Privileged Access Management & Equifax: 5 Deadly Sins
The veiled cause for many breaches making headlines, according to cybersecurity insiders, is misuse and abuse of privileged accounts – counting access, session and elevation management – at many organizations including financial services.
Phoenix based security firm BeyondTrust announced in its annual report, which surveyed nearly 500 IT professionals from around the world, identified the “Five Deadly Sins of Privileged Access Management,” and how they prevent organizations from effectively protecting sensitive information.
Because so many attacks start with the misuse of privileged accounts, BeyondTrust said it is not surprising that respondents rated privileged access management (83%), privileged session management (74%), and privilege elevation management (74%) somewhat to extremely important to their efforts.
“We have known for a while that privileges are a problem,” Morey Haber, VP of technology at BeyondTrust. “underneath the hood we found that people know that there's a problem. They are either too busy or they don't think it'll ever happen to them.
For years, security experts have outlined best practices for privileged access management to reduce problems. Despite this, IT organizations continue to struggle with PAM. Forrester research found 80% of data breaches are the result of the abuse or misuse of privileged credentials.
Even the recently headline shattering Equifax data breach had PAM underpinnings according to Haber. He explained the Equifax breach is in two pieces.
The first is the public breach that affected 143 million people using Apache Struts, an open-source web application framework.
“The second piece is Equifax Argentina, which is an internal portal that had ‘admin, admin’ as default credentials and allowed exposure internally to years of disputes that potential citizens of Argentina had with Equifax, including personal data etc.”. Haber suggested 76% of organizations do not change default passwords. “If they're using canned applications to do this work it's a pretty good correlation that a large quantity of them are still using the default credentials for admin rights or other types of work.”
From its survey results, BeyondTrust identified PAM’s five deadly sins:
1. Apathy. Asked to list the top threats associated with passwords, respondents listed employees sharing passwords with colleagues (79%), employees not changing default passwords shipped with devices (76%), and using weak passwords like “12345” (75%). Despite knowing better, respondents admitted that many of these same bad practices are common. A third of respondents reported users routinely share passwords with each other, and a fourth report the use of weak passwords. One in five don’t even change the default passwords!

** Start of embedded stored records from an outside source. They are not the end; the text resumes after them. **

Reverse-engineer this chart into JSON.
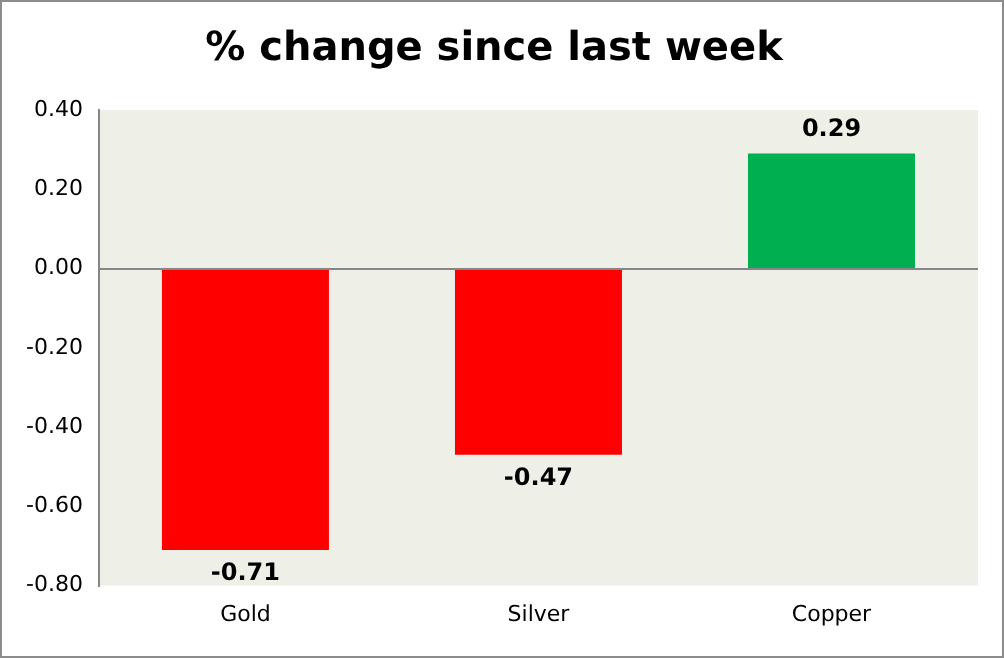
{
  "chart_data": {
    "type": "bar",
    "title": "% change since last week",
    "categories": [
      "Gold",
      "Silver",
      "Copper"
    ],
    "values": [
      -0.71,
      -0.47,
      0.29
    ],
    "colors": [
      "#ff0000",
      "#ff0000",
      "#00b050"
    ],
    "ylim": [
      -0.8,
      0.4
    ],
    "yticks": [
      {
        "value": -0.8,
        "label": "-0.80"
      },
      {
        "value": -0.6,
        "label": "-0.60"
      },
      {
        "value": -0.4,
        "label": "-0.40"
      },
      {
        "value": -0.2,
        "label": "-0.20"
      },
      {
        "value": 0,
        "label": "0.00"
      },
      {
        "value": 0.2,
        "label": "0.20"
      },
      {
        "value": 0.4,
        "label": "0.40"
      }
    ],
    "ref_lines": [
      {
        "axis": "y",
        "value": 0,
        "color": "#868686"
      }
    ],
    "data_labels": true,
    "legend": false
  }
}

2. Greed. Users often insist they need full administrative privileges over their devices. That creates problems for IT. Almost 80% of respondents cite allowing users to run as administrators as their biggest threat, followed by not having control over applications on users’ machines (68%). Nearly 20% admitted it is common for users to run as administrators on their machines. Often, these practices directly caused system downtime.
3. Pride. One in five respondents said attacks combining privileged access with exploitation of an unpatched vulnerability are common. Simply patching known system vulnerabilities can prevent most commonly-reported attack vectors. Too often IT does not stay current on their patches.
4. Ignorance. Two-thirds said managing least privilege for Unix/Linux servers is somewhat to extremely important. One popular option is Sudo, which allows delegation of authority. However, just 29% said Sudo meets their needs. The most commonly cited problems with Sudo: time-consumption (32%), complexity (31%) and poor version control (29%). Despite this, the typical respondent runs Sudo on 40 workstations and 25 servers.
5. Envy. Enterprises are rushing to embrace cloud computing. Yet, more than a third report they are not involved in protecting SaaS applications from privileged access abuse.
Beyond Trust advised organizations to deploy enterprise password management across all data centers, virtual and cloud, and remove local admin rights from all Windows and MacOS end users immediately. Ninety four percent of Microsoft system vulnerabilities in 2016 are attributable to users with admin rights.
Organizations should also prioritize and patch vulnerabilities, replace Sudo for protection of Unix/Linux servers, and unify privileged access management, on-premise and the cloud, into a single console for management, policy, reporting and analytics.